مطالب مرتبط با کلیدواژه

Vision Transforme


۱.

Unlocking Book Genre from Covers: A Multimodal Approach to Book Genre Prediction(مقاله علمی وزارت علوم)

کلیدواژه‌ها: Book Cover Analysis Book Genre Prediction Multimodal Learning Vision Transforme Mamba

تعداد بازدید : ۲۰ تعداد دانلود : ۱۹
In today’s visually driven market, book cover design plays a crucial role in conveying a work’s narrative and thematic essence. A book cover is a multimodal entity, consisting of various visual and textual elements. While conventional recommendation systems have often overlooked the semantic richness of cover imagery, prior work attempting to incorporate textual information relied on OCR to extract text from covers. However, these raw tokens capture only a fraction of the cover's meaning and often miss deeper thematic and narrative cues. Recognizing these limitations, we leverage the advanced knowledge accumulated in VLMs to derive a more comprehensive representation, using this knowledge to add it as an additional feature to the system. In this paper, we use VLM-generated descriptions and integrate these rich descriptions as a new textual feature.
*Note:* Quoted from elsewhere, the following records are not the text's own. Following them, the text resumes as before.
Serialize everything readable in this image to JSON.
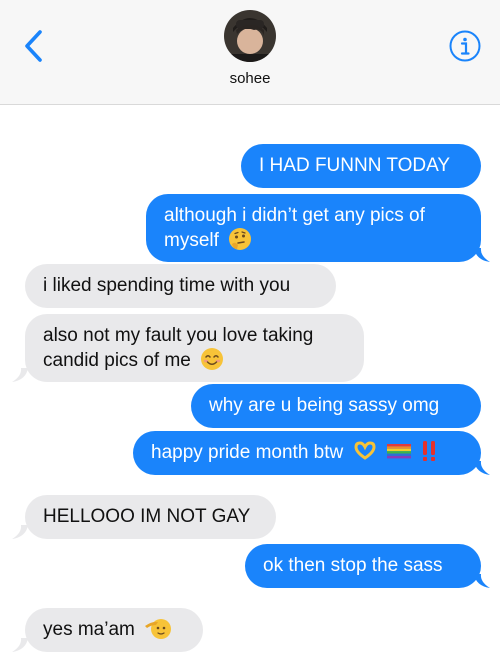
{
  "header": {
    "contact_name": "sohee",
    "back_icon": "chevron-left-icon",
    "info_icon": "info-icon",
    "accent_color": "#1a84fb"
  },
  "messages": [
    {
      "direction": "outgoing",
      "text": "I HAD FUNNN TODAY",
      "emoji": []
    },
    {
      "direction": "outgoing",
      "text": "although i didn’t get any pics of myself",
      "emoji": [
        "thinking-face-emoji"
      ]
    },
    {
      "direction": "incoming",
      "text": "i liked spending time with you",
      "emoji": []
    },
    {
      "direction": "incoming",
      "text": "also not my fault you love taking candid pics of me",
      "emoji": [
        "smiling-face-emoji"
      ]
    },
    {
      "direction": "outgoing",
      "text": "why are u being sassy omg",
      "emoji": []
    },
    {
      "direction": "outgoing",
      "text": "happy pride month btw",
      "emoji": [
        "heart-hands-emoji",
        "rainbow-emoji",
        "double-exclamation-emoji"
      ]
    },
    {
      "direction": "incoming",
      "text": "HELLOOO IM NOT GAY",
      "emoji": []
    },
    {
      "direction": "outgoing",
      "text": "ok then stop the sass",
      "emoji": []
    },
    {
      "direction": "incoming",
      "text": "yes ma’am",
      "emoji": [
        "saluting-face-emoji"
      ]
    }
  ],
  "colors": {
    "outgoing_bubble": "#1a84fb",
    "incoming_bubble": "#e9e9eb",
    "header_bg": "#f7f7f7"
  }
}
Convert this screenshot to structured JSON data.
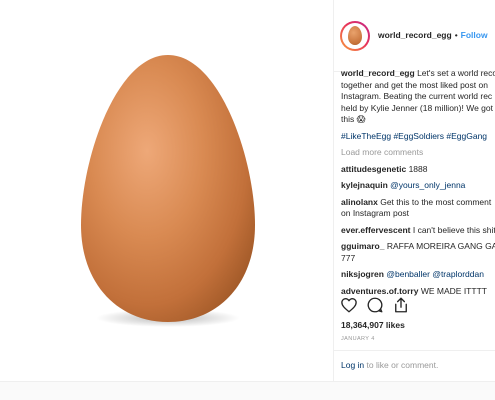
{
  "post": {
    "username": "world_record_egg",
    "follow_label": "Follow",
    "separator": "•",
    "caption": {
      "author": "world_record_egg",
      "lines": [
        "Let's set a world reco",
        "together and get the most liked post on",
        "Instagram. Beating the current world rec",
        "held by Kylie Jenner (18 million)! We got",
        "this 😱"
      ],
      "hashtags": "#LikeTheEgg #EggSoldiers #EggGang"
    },
    "load_more": "Load more comments",
    "comments": [
      {
        "user": "attitudesgenetic",
        "lines": [
          "1888"
        ]
      },
      {
        "user": "kylejnaquin",
        "mention": "@yours_only_jenna",
        "lines": [
          ""
        ]
      },
      {
        "user": "alinolanx",
        "lines": [
          "Get this to the most comment",
          "on Instagram post"
        ]
      },
      {
        "user": "ever.effervescent",
        "lines": [
          "I can't believe this shit"
        ]
      },
      {
        "user": "gguimaro_",
        "lines": [
          "RAFFA MOREIRA GANG GAN",
          "777"
        ]
      },
      {
        "user": "niksjogren",
        "mention": "@benballer @traplorddan",
        "lines": [
          ""
        ]
      },
      {
        "user": "adventures.of.torry",
        "lines": [
          "WE MADE ITTTT"
        ]
      }
    ],
    "likes": "18,364,907 likes",
    "date": "JANUARY 4",
    "login_link": "Log in",
    "login_suffix": " to like or comment.",
    "icons": [
      "heart-icon",
      "comment-icon",
      "share-icon"
    ],
    "colors": {
      "link_blue": "#3897f0",
      "tag_blue": "#003569",
      "muted": "#999999",
      "text": "#262626"
    }
  }
}
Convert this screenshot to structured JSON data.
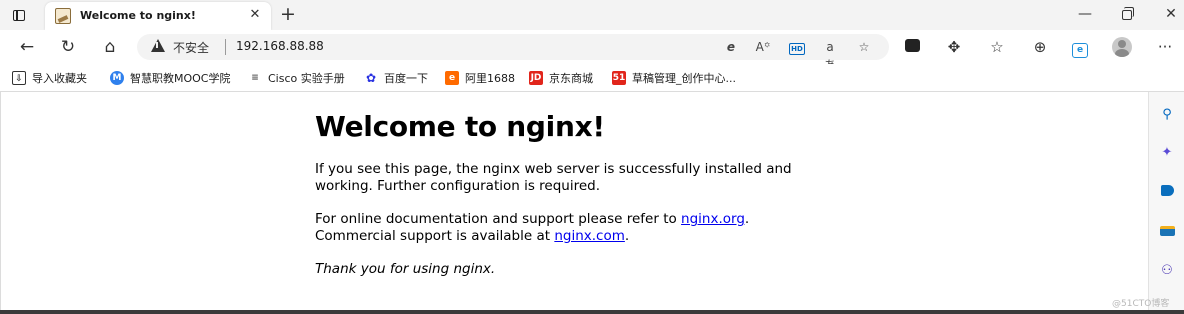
{
  "tab": {
    "title": "Welcome to nginx!",
    "close_glyph": "✕",
    "new_tab_glyph": "+"
  },
  "window": {
    "minimize_glyph": "—",
    "close_glyph": "✕"
  },
  "toolbar": {
    "back_glyph": "←",
    "reload_glyph": "↻",
    "home_glyph": "⌂",
    "security_label": "不安全",
    "url": "192.168.88.88",
    "more_glyph": "···"
  },
  "bookmarks": [
    {
      "label": "导入收藏夹",
      "icon": "import-icon",
      "color": "#555555",
      "glyph": "⇩"
    },
    {
      "label": "智慧职教MOOC学院",
      "icon": "mooc-logo-icon",
      "color": "#2f80ed",
      "glyph": "M"
    },
    {
      "label": "Cisco 实验手册",
      "icon": "cisco-icon",
      "color": "#6c6c6c",
      "glyph": "≡"
    },
    {
      "label": "百度一下",
      "icon": "baidu-paw-icon",
      "color": "#2932e1",
      "glyph": "✿"
    },
    {
      "label": "阿里1688",
      "icon": "alibaba-icon",
      "color": "#ff6a00",
      "glyph": "e"
    },
    {
      "label": "京东商城",
      "icon": "jd-icon",
      "color": "#e1251b",
      "glyph": "JD"
    },
    {
      "label": "草稿管理_创作中心...",
      "icon": "51cto-icon",
      "color": "#e1251b",
      "glyph": "51"
    }
  ],
  "page": {
    "heading": "Welcome to nginx!",
    "para1": "If you see this page, the nginx web server is successfully installed and working. Further configuration is required.",
    "para2_prefix": "For online documentation and support please refer to ",
    "link1": "nginx.org",
    "para2_mid": ".",
    "para2_line2_prefix": "Commercial support is available at ",
    "link2": "nginx.com",
    "para2_suffix": ".",
    "thanks": "Thank you for using nginx."
  },
  "watermark": "@51CTO博客",
  "colors": {
    "link": "#0000ee",
    "tab_bar": "#f3f3f3"
  }
}
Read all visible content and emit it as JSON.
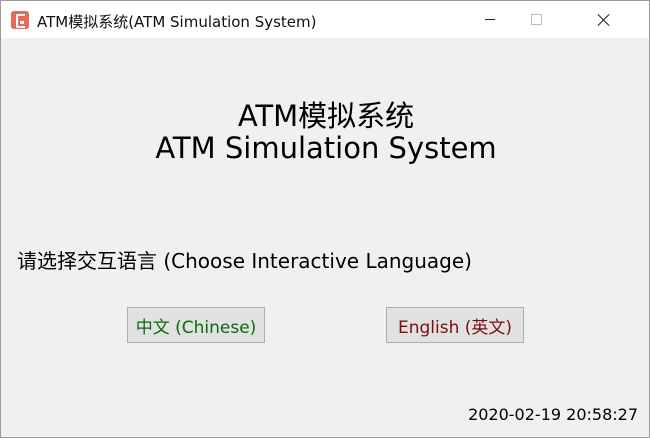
{
  "window": {
    "title": "ATM模拟系统(ATM Simulation System)"
  },
  "main": {
    "heading_cn": "ATM模拟系统",
    "heading_en": "ATM Simulation System",
    "prompt": "请选择交互语言 (Choose Interactive Language)",
    "chinese_button": "中文 (Chinese)",
    "english_button": "English (英文)",
    "timestamp": "2020-02-19 20:58:27"
  },
  "colors": {
    "chinese_button_text": "#0b6b0b",
    "english_button_text": "#7a0e0e",
    "app_icon": "#e46b5b"
  },
  "icons": [
    "app-icon",
    "minimize-icon",
    "maximize-icon",
    "close-icon"
  ]
}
Our enhanced corpus comprises 57,000 book covers across 30 genres (1,900 per genre), each annotated with both raw imagery and VLM-generated narrative summaries. We fuse two state-of-the-art vision encoders (ViT and VisionMamba) with a text encoder that processes these VLM descriptions. Experimental results demonstrate a Top 1 accuracy of 63.31% and a Top 3 accuracy of 83.03%, marking a substantial improvement over the state-of-the-art variant and underscoring the value of VLM-derived context in multimodal genre classification.